07.03.09
Mark Lamster | Essays

Ovid: On Picking Up Girls (Literally)

leucippus 
And if she doesn't give [kisses] freely, just take them anyway, ungiven. Maybe at first she'll fight, and call you "wicked rogue"; but her wish in fighting is really to be won. Only be sure your clumsy force doesn't bruise her tender lips or that she can complain of roughness. A man who has taken kisses and nothing more deserves to lose even what was already granted. After a kiss any failure in the fulfillment of desire — well, really, that's not modesty, it's just bad manners! Invoke violence if you like; this is a violence girls appreciate.The thing that they enjoy, they often like to think they give unwillingly. A woman suddenly seized in an impulse of violent passion is pleased and counts the outrage as a compliment. But when a woman who could be compelled goes off untouched she may put on a show of pleasure but will in fact be depressed.

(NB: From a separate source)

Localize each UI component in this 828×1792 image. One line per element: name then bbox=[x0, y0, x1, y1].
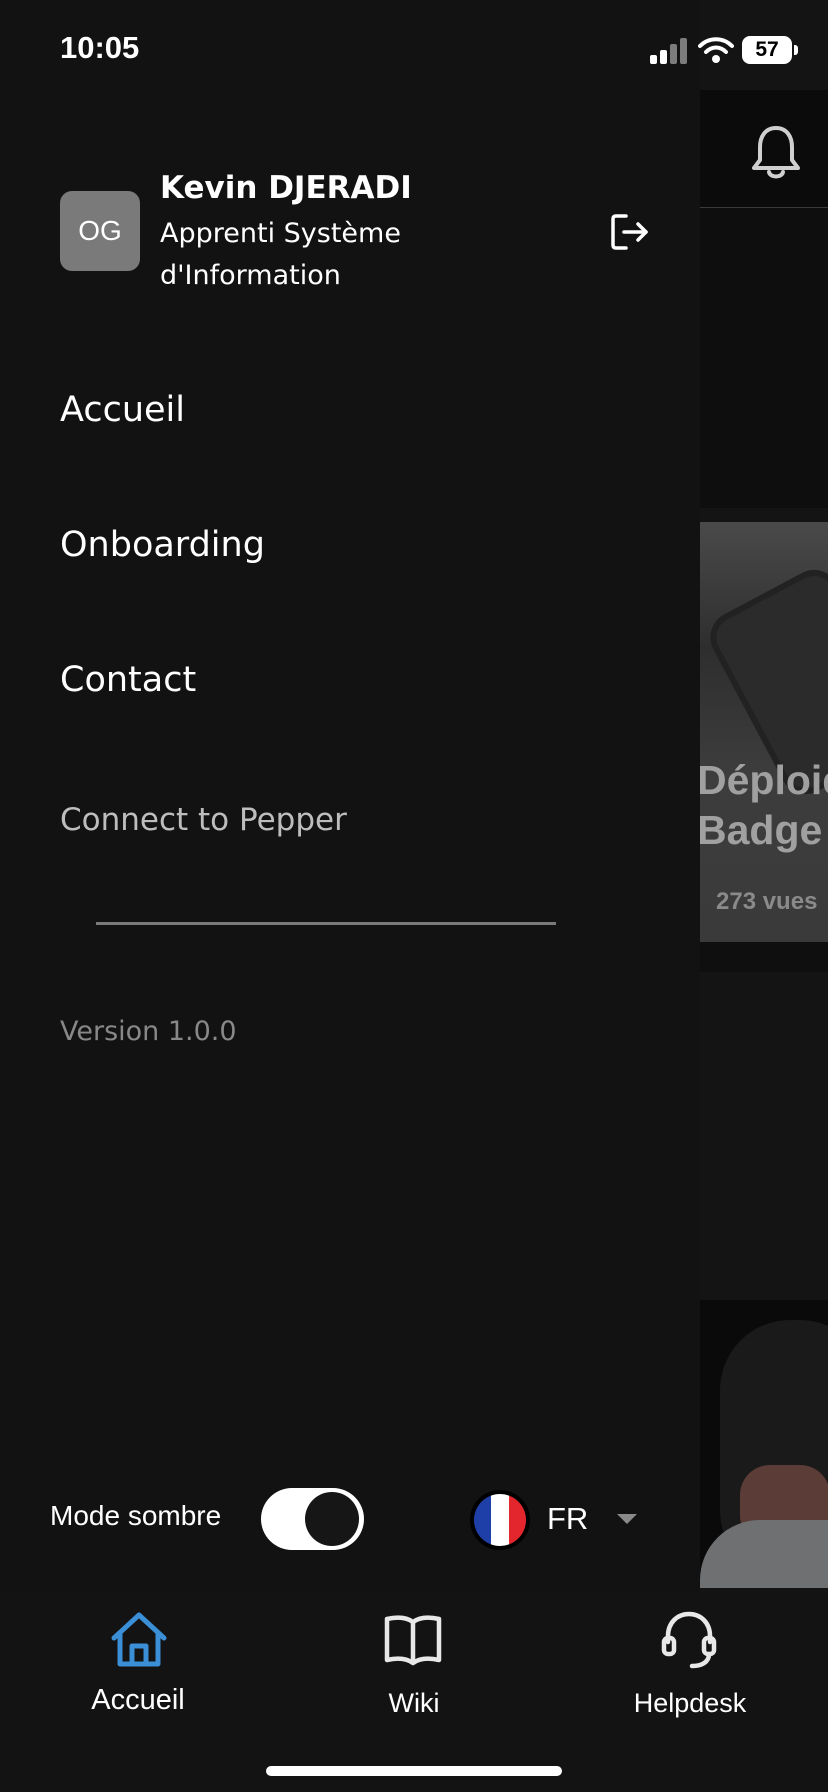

As this most un-politically correct of passages from Ovid's "Art of Love" suggests, the great poet advocated a rather aggressive tactic when confronted with the age-old "hard to get" ploy. It was the inspiration for the great Rubens painting above, the "Rape of the Daughters of Leucippus." A somewhat more conservative course of action is recommended in these modern times. Still, the classics are not without insight. Translation by Elizabeth McGrath from the Corpus Rubenianum.